Я чуть было не спросила — а с чего бы? Но глянула на прекрасное даже в полутьме лицо моей матери и промолчала. И так ясно.

Непонятно было другое. Как господин Эреш со спокойным сердцем отпускает эту королевишну в столицу? Одну, безмужнюю, по пирам скакать.

— Но Арания сядет отдельно. Ей определили место за столом верча Медведы. — Беспокойно продолжила Морислана. — С одной стороны это хорошо, потому что именно сына верча Медведы я прочу в мужья своей дочери.

— А сын графы как же?! — Я изумилась, вспомнив все, что сказывала мне несколько дней назад бабка Мирона.

Морислана утомлено вздохнула.

— Женщина моего положения не выкладывает деревенской бабке все, что хочет сделать.

Восемь верчей на все Положье, вспомнила я. Восемь — и выше их только сам король. Моя матушка желает, чтобы её младшая дочь навечно угнездилась в здешних палатах. Вот это да!

— Но с другой стороны, сидеть за столом верча Медведы опасно. — Голос Морисланы дрогнул. — Жена верча не собирается посылать сватов в мой дом. А в прошлый приезд я слишком много спрашивала о предпочтениях юного Согерда. И боюсь, она меня заподозрила. Король почему-то захотел видеть меня за своим столом, хотя мне это не по чину. А моя дочь сядет одна.
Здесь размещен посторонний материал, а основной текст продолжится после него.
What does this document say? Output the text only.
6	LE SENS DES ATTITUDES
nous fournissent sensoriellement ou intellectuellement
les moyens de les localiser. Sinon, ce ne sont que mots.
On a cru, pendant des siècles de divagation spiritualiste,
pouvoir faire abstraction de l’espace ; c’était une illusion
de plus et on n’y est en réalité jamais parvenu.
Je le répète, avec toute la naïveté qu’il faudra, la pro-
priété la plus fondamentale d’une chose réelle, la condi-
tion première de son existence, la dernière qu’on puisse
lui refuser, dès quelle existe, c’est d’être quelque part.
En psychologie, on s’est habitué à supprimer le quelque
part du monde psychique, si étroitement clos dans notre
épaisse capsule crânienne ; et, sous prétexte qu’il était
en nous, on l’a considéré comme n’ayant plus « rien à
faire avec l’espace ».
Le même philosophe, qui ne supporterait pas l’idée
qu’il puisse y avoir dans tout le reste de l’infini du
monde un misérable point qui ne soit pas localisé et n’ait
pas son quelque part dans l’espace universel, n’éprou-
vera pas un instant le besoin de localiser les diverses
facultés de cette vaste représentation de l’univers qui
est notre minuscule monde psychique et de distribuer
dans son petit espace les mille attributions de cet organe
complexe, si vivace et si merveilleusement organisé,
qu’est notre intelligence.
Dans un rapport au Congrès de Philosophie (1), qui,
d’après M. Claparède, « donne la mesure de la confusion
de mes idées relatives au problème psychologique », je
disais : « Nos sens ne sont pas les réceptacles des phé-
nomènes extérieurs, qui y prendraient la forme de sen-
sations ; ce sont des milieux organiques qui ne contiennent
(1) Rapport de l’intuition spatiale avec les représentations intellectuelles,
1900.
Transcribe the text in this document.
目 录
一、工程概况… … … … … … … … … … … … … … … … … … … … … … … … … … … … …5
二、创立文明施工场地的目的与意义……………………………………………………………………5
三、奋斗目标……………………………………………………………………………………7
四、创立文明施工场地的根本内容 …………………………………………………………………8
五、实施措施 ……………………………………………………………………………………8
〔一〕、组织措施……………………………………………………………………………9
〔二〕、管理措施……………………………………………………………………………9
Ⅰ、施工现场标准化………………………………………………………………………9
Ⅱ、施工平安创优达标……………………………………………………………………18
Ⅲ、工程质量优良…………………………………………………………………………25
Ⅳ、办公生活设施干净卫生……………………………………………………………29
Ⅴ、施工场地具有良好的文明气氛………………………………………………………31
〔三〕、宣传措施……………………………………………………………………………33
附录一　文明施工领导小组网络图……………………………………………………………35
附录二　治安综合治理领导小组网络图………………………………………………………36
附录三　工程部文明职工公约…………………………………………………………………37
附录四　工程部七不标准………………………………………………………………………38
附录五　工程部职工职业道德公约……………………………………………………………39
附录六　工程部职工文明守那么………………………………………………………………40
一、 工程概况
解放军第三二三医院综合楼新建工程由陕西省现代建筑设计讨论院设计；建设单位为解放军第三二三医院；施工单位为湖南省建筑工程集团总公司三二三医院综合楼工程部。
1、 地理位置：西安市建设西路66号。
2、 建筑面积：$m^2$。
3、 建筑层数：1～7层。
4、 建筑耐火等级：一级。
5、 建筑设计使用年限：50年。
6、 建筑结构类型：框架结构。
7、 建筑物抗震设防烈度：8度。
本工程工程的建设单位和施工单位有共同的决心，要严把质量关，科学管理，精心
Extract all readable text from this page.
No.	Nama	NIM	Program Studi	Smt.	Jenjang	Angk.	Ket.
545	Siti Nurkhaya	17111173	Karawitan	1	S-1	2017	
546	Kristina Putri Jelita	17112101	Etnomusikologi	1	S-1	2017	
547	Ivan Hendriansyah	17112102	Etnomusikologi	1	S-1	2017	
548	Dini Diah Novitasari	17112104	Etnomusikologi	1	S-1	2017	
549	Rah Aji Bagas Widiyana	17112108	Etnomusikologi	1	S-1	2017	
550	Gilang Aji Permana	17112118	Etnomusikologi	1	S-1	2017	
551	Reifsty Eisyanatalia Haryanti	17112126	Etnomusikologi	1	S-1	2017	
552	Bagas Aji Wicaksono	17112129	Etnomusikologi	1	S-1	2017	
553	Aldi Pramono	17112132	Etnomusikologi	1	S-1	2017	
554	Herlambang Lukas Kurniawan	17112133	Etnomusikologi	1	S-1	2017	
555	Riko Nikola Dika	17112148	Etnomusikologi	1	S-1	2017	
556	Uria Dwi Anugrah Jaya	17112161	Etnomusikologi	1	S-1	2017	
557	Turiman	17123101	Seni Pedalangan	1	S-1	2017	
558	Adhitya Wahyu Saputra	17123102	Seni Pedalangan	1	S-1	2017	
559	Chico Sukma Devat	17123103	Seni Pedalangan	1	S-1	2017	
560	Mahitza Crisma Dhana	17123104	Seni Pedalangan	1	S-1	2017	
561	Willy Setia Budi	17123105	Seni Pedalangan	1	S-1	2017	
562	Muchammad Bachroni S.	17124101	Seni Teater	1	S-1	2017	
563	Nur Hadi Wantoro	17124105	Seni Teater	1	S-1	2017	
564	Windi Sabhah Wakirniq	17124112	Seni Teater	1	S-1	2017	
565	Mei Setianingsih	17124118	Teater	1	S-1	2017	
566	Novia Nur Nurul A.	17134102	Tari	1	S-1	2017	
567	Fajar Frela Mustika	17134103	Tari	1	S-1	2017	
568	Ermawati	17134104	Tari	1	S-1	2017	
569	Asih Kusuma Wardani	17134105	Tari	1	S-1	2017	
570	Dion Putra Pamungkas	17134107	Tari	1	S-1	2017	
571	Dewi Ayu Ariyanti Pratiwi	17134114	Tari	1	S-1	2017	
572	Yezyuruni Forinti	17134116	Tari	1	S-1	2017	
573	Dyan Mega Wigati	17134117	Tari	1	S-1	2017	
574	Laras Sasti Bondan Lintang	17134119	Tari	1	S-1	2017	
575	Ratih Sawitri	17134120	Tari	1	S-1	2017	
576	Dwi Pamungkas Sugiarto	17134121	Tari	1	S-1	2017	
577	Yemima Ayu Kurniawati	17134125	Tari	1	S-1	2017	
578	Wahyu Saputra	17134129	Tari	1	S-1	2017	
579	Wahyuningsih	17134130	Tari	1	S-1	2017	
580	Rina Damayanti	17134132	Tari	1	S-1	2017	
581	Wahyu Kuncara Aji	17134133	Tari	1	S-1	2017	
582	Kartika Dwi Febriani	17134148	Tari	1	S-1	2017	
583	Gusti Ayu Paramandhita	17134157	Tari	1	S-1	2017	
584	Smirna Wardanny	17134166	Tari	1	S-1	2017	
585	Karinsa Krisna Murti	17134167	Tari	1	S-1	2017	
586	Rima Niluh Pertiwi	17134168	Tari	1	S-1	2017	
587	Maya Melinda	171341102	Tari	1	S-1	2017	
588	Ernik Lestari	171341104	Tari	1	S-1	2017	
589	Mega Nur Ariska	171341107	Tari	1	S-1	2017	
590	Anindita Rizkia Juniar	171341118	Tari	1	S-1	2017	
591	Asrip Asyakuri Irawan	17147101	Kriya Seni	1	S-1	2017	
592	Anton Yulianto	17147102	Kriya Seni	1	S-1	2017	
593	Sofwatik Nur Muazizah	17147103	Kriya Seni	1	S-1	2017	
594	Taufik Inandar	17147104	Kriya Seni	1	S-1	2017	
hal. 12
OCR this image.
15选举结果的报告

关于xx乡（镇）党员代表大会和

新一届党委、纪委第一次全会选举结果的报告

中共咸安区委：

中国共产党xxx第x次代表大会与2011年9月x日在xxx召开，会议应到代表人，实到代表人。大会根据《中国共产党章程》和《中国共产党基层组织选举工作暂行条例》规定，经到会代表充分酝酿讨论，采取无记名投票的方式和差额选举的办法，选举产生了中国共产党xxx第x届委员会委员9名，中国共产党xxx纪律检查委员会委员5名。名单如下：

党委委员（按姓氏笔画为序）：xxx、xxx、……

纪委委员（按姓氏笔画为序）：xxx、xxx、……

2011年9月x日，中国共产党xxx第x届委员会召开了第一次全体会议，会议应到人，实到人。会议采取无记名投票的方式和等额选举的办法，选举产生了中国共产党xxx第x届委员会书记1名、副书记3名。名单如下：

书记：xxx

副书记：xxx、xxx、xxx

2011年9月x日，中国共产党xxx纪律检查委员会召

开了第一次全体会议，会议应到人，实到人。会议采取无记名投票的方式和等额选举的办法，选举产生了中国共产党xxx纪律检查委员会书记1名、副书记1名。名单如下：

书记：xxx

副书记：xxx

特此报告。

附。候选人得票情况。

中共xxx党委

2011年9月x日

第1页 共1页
Случится может всякое.

Я кивнула. Морислана передохнула и жестко закончила:

— Поэтому ты пойдешь с ней на пир. Сядешь рядом, и будешь охранять. Пробуй все, что покажется подозрительным, опрокидывай блюда на пол, если что-то не так. Твоя неуклюжесть и дурные манеры только позабавят окружающих. Даже если кто-то заподозрит что-то, главное, чтобы Арания осталась после этого пира в добром здравии. От этого зависит даже больше, чем ты думаешь. Мы назовем тебя её двоюродной сестрой, которая осталась без родителей. Станешь госпожой. нет, не Триферьей. Просто Тришей. Госпожа Триша — звучит вполне прилично.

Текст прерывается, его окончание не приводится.